Water and nuclear power

Once the heat generated by nuclear fission has finished spinning the turbines in nuclear power plants, it must somehow be dissipated into the wider environment. Almost invariably, this is done using large amounts of water drawn from nearby rivers and lakes. Now, for plants located in drought-struck regions such as the southeast United States, possible water scarcity threatens to shut down plants, forcing the costly purchase of energy from other jurisdictions.

The Associated Press estimates that 24 of America’s 104 nuclear reactors are located in areas currently experiencing severe drought. On reactor outside Raleigh, North Carolina will need to be shut down if water levels in the lake fall by another 3 1/2 feet. In total, nuclear power provides about 10% of the American supply of electricity. All but two American nuclear plants are cooled using water from lakes and rivers. Some plants evaporate large amounts of water from cooling towers, while others are designed to return the warmed water to the body that originally provided it. Immersing collection pipes at lower levels risks being costly, as well as increasing problems from sediment intake into the cooling system.

All this demonstrates the degree to which many forms of low-carbon energy generation are themselves vulnerable to climate change. Concern about water being a limiting factor in energy production is already acute in Australia. Dams face risks from both drought and the loss of snowpack in mountain ranges (leading to too much water at some times of year and not enough at others). Even wind turbines may be vulnerable to changes in dominant patterns of air circulation. Designing future infrastructure with possible climate changes in mind is essential, if we are not to find ourselves with a lot of expensive hardware rendered useless by changed conditions.

You must do the heaviest / So many shall do none

When it comes to reducing personal environmental impact in any sphere (pollution, climate change, resource depletion, etc), there comes a point where each individual says: “That is too great a sacrifice.” Some people would refuse to give up incandescent bulbs; some, eating meat; some, driving their cars; some, flying in jets. The question arises of what to do when there is a fundamental conflict between an ethical requirement and a person’s will. In the modern world, this applies perhaps most harshly to air travel.

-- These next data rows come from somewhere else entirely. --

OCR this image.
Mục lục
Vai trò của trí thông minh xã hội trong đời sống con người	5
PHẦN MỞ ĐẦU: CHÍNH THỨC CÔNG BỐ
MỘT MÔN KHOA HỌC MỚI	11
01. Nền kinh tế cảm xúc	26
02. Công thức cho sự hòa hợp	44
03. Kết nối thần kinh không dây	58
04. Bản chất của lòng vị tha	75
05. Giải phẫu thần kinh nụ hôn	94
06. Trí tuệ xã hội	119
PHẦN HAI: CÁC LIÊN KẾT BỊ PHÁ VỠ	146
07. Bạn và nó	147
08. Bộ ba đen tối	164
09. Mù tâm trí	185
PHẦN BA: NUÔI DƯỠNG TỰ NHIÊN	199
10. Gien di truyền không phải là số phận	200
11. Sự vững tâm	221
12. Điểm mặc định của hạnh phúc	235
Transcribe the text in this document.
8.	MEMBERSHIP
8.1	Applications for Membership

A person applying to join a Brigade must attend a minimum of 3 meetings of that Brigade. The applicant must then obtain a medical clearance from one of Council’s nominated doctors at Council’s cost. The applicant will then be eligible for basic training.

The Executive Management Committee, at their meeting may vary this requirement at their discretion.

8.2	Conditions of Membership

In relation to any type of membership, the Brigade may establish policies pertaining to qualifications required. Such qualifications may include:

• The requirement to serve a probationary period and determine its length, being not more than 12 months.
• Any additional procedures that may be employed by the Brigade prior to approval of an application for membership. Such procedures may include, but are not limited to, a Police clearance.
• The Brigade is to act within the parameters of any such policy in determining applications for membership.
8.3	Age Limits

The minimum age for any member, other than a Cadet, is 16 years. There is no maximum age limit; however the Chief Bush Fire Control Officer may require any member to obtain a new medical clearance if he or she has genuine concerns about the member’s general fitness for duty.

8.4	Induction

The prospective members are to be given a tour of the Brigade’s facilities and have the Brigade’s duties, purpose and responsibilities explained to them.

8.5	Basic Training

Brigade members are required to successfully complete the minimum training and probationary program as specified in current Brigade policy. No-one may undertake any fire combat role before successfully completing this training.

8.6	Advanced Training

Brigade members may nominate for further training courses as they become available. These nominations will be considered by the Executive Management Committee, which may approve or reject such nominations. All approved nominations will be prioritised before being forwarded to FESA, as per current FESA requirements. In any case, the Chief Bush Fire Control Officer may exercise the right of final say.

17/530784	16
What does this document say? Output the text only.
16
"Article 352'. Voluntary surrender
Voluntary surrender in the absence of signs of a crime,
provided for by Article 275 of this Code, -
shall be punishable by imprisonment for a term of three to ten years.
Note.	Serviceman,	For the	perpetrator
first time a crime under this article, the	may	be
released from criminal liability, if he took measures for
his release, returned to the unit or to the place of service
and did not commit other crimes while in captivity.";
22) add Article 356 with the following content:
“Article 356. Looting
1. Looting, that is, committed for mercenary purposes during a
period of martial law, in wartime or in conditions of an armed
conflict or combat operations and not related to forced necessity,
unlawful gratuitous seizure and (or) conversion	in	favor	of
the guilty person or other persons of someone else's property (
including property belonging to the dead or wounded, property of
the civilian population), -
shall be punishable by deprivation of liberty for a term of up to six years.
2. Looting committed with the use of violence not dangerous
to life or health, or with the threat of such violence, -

We know that very substantial emissions are associated with flying. We also know that substantial emissions will definitely cause human suffering and death in the future. One flight emits significantly more than a single person can sustainably emit in a year. Every year emissions are above sustainable levels, the concentration of greenhouse gases rises; each year in which that happens, the mean energy absorbed by the planet increases. At some point in the future, it is inevitable that this process would cause massive harm to human beings and non-human living things. It is also plausible that positive feedbacks could create abrupt or runaway climate change, either of which could cause human extinction or the end of humanity as a species with civilization. In the face of that, it is difficult to say that flying isn’t morally wrong.

At the same time, it is impossible for most people to say it is. Partly, this is because of a failure of imagination. They cannot imagine a world where people don’t fly. Mostly, though, it is reflective of the powerful kind of denial that lets people continue to live as they do, even when convincing evidence of the wrongness of their behaviour is revealed. Rationalizations are myriad: (a) Why should I stop when others will just continue? (b) There has to be a balance between acting ethically and getting what I want. Neither of these has any ethical strength in the face of a known and significant wrong. At the same time, it is implausible that people will abandon their self-deception or that external forces will constrain their behaviour effectively. If that is true, our future really isn’t in our hands. We are slaves to fate, in terms of what technological innovation might bring and in terms of how sensitive the climate really is to greenhouse gasses.